Heather MacInnis and her road to recovery

    After receiving a double-lung transplant, Heather MacInnis is finally coming home. (Submitted)

    Heather MacInnis couldn’t have been happier to receive her new lungs. The 26 year old wasn’t expected to live past six years old, because she has cystic fibrosis.

    Things took a turn for the worse when she flew home from Toronto, after her double-lung transplant. Within a day, she was back at her doctor’s. The STU student found out she had a lung infection, and a couple weeks later she flew back to Toronto.

    “I went up by myself because as much as my family thought I should have somebody with me, only pieces of these travel expenses are covered, and very little is covered for a support person. So I decided I needed to do this on my own,” MacInnis said in an email.

    After a week a tests, they told her she had widespread infection, cellular rejection and potentially anti-body rejection.
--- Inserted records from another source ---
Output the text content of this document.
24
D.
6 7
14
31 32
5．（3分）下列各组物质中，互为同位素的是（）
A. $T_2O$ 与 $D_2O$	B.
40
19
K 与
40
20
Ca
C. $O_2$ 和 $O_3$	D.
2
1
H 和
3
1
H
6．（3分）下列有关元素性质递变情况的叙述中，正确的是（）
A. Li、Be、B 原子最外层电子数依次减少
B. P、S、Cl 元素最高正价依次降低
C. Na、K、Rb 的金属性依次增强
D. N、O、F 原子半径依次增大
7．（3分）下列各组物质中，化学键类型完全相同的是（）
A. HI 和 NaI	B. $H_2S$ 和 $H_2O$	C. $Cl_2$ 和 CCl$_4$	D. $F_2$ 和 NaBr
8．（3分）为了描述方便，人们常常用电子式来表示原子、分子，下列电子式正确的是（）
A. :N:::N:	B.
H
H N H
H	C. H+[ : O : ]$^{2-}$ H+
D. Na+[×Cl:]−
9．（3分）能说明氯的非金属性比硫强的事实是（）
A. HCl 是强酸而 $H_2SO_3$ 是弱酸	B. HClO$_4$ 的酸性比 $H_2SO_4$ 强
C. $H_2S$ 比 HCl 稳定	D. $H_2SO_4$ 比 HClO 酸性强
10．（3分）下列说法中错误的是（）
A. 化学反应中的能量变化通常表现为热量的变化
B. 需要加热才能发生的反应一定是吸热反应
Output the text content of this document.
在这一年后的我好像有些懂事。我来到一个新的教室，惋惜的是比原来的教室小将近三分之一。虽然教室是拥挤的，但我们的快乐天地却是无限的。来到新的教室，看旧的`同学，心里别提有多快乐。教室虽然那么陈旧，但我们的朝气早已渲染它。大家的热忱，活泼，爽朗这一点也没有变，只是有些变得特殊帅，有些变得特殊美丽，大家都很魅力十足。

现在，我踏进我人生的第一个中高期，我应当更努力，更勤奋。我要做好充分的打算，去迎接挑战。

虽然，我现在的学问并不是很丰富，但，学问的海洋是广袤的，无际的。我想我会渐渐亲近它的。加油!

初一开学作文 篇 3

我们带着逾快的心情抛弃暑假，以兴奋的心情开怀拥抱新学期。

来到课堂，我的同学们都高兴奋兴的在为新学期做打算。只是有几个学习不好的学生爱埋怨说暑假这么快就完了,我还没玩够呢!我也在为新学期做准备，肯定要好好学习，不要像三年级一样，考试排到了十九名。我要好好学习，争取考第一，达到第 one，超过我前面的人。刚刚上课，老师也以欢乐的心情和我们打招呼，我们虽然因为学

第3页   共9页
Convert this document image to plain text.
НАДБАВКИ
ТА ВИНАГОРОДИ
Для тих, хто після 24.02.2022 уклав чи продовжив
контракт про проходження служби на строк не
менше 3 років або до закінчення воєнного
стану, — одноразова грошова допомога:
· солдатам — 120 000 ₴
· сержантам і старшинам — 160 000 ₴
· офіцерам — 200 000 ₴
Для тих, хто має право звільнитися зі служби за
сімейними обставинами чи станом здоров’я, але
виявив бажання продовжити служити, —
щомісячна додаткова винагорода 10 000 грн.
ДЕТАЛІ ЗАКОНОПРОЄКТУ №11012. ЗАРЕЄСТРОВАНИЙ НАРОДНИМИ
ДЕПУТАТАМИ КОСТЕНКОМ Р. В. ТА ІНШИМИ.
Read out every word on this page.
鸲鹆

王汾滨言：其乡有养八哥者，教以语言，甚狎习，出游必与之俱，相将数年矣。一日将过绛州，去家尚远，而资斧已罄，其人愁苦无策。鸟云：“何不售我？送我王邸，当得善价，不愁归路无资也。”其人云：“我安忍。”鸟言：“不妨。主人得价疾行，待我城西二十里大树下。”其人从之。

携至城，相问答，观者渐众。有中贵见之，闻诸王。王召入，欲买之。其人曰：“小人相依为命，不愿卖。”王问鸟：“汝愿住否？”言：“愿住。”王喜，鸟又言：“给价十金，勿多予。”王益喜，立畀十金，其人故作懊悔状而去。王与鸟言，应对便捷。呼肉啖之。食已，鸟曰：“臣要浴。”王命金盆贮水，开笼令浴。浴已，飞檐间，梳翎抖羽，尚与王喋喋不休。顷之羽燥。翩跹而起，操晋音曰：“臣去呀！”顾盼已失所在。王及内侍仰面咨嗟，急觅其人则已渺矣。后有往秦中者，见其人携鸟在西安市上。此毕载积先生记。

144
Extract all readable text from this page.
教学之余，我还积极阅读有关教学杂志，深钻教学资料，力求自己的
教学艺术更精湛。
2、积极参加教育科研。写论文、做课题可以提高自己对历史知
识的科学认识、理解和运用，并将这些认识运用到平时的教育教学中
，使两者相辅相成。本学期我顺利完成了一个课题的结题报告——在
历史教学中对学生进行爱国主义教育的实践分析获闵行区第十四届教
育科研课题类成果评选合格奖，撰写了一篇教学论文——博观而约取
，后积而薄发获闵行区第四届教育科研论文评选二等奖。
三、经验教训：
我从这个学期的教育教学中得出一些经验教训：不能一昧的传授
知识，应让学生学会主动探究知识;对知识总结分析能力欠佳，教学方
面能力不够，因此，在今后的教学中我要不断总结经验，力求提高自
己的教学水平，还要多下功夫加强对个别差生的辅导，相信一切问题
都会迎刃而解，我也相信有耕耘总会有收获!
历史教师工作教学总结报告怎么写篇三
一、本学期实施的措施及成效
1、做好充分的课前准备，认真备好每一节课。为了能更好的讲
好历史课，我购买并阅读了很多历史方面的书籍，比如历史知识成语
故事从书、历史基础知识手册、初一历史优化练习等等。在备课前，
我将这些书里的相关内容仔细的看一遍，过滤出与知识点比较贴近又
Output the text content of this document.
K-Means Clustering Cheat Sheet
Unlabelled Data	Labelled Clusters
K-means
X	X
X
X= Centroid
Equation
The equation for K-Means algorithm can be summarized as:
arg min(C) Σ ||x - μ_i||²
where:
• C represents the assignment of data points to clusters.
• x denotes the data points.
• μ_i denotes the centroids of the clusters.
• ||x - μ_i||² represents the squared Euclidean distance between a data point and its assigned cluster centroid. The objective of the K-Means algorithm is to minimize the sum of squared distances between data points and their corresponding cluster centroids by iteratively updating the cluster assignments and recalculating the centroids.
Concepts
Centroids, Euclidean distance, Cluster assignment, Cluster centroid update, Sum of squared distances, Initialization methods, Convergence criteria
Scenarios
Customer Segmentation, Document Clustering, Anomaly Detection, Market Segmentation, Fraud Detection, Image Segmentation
The doctors said she needed to receive treatment right away, which meant she ended up waiting four days for a hospital bed.

    She spent three weeks in treatment, but she still wasn’t well enough to go home. Uncertain of how long she would be there, she asked her mom to come to Toronto. MacInnis said this was only possible because of the New Brunswick Lung Association and a private donor.

    “The New Brunswick Lung Association helps a lot of people, not just cystic fibrosis patients, and have been a big help to me. In the future I’d like to have more time to volunteer or possibly even start a career with them, so that I can dedicate as much time as possible to raising awareness about a disease that has greatly affected my life.”

    MacInnis started an IV steroid treatment, and waited to find out the results. Meanwhile, her brother was preparing to get married. The doctors let her go home to New Brunswick for the wedding, which they had previously postponed for her.

    “Being at my brother’s wedding meant a lot to me. My big brother has always been my fiercest protector, and during my transplant he spent a lot of time and money flying back and forth to see me.”

    When she returned to Toronto a bronchoscopy discovered her infection had healed. Two days later she found out the steroid treatment had fixed the cellular rejection. This meant the anti-body rejection was causing her suffering.

    They started using two medications, thymoglobulin and plasmapheresis, last Monday. So far so good. MacInnis was finally given the okay to come home on Sunday. If everything goes as planned, she won’t go back to Toronto for another three months.

    MacInnis planned to go to the T-Pin ceremony, and Shinerama at STU and UNB. But at the beginning of September, she was still battling the infection. Now that she’s coming home, she hopes to finish her degree at STU.

    “STU has also been an amazingly big help to me throughout my journey with CF and transplant… I could never thank everyone or really convey my gratitude for the support and encouragement I’ve received.”

    STU’s Shinerama raised $2,849.63 towards finding a cure for cystic fibrosis.

    “Fundraisers like Shinerama are a part of a bigger dream; a dream that someday a diagnosis of cystic fibrosis will not be a death sentence, and people like me will no longer have to attend the funerals of kids, their age or younger, who had to fight everyday for so little time.”

    Alison Belyea, learning for success coordinator at STU, says she thinks MacInnis will help and inspire those living with cystic fibrosis. Medicare in New Brunswick only pays for someone to be with MacInnis in Toronto, when she’s not in the hospital, making it expensive for cystic fibrosis patients like her to receive treatment. She wants to change that.

    “Even though she walks that line of life and death, she’s living. It’s amazing in that way,” Belyea said.

    Aside from finishing her degree this year, MacInnis plans to continue working with Great Strides, Catch a Breath Foundation and the New Brunswick Lung Association. She also will be planning her wedding. Her boyfriend, Sean Campbell, proposed this summer.

    “He’s a pretty amazing guy, standing by me when most guys would have ran for the hills long ago. He’s extremely supportive and understanding and has without fail, told me everyday that he loves me and thinks I’m beautiful, no matter how long I’m away for, how many hoses I have coming out of me or how much water I’m retaining.”

    MacInnis is thrilled to be finally coming home. When she was in the ICU she refused to be heavily medicated. She says she would rather fight through the pain than be so unaware that she would stop fighting.

    “Why did I hold on when I was so sick and in so much pain? Two reasons. My family. I couldn’t do that to them. They have been so strong, fought so hard and have sacrificed so much for me, I knew I couldn’t do that to them. I couldn’t just let go. My handsome and amazing boyfriend…We had already been talking about marriage and I wasn’t going to let anyone marry him but me. In a very real way he helped save my life.”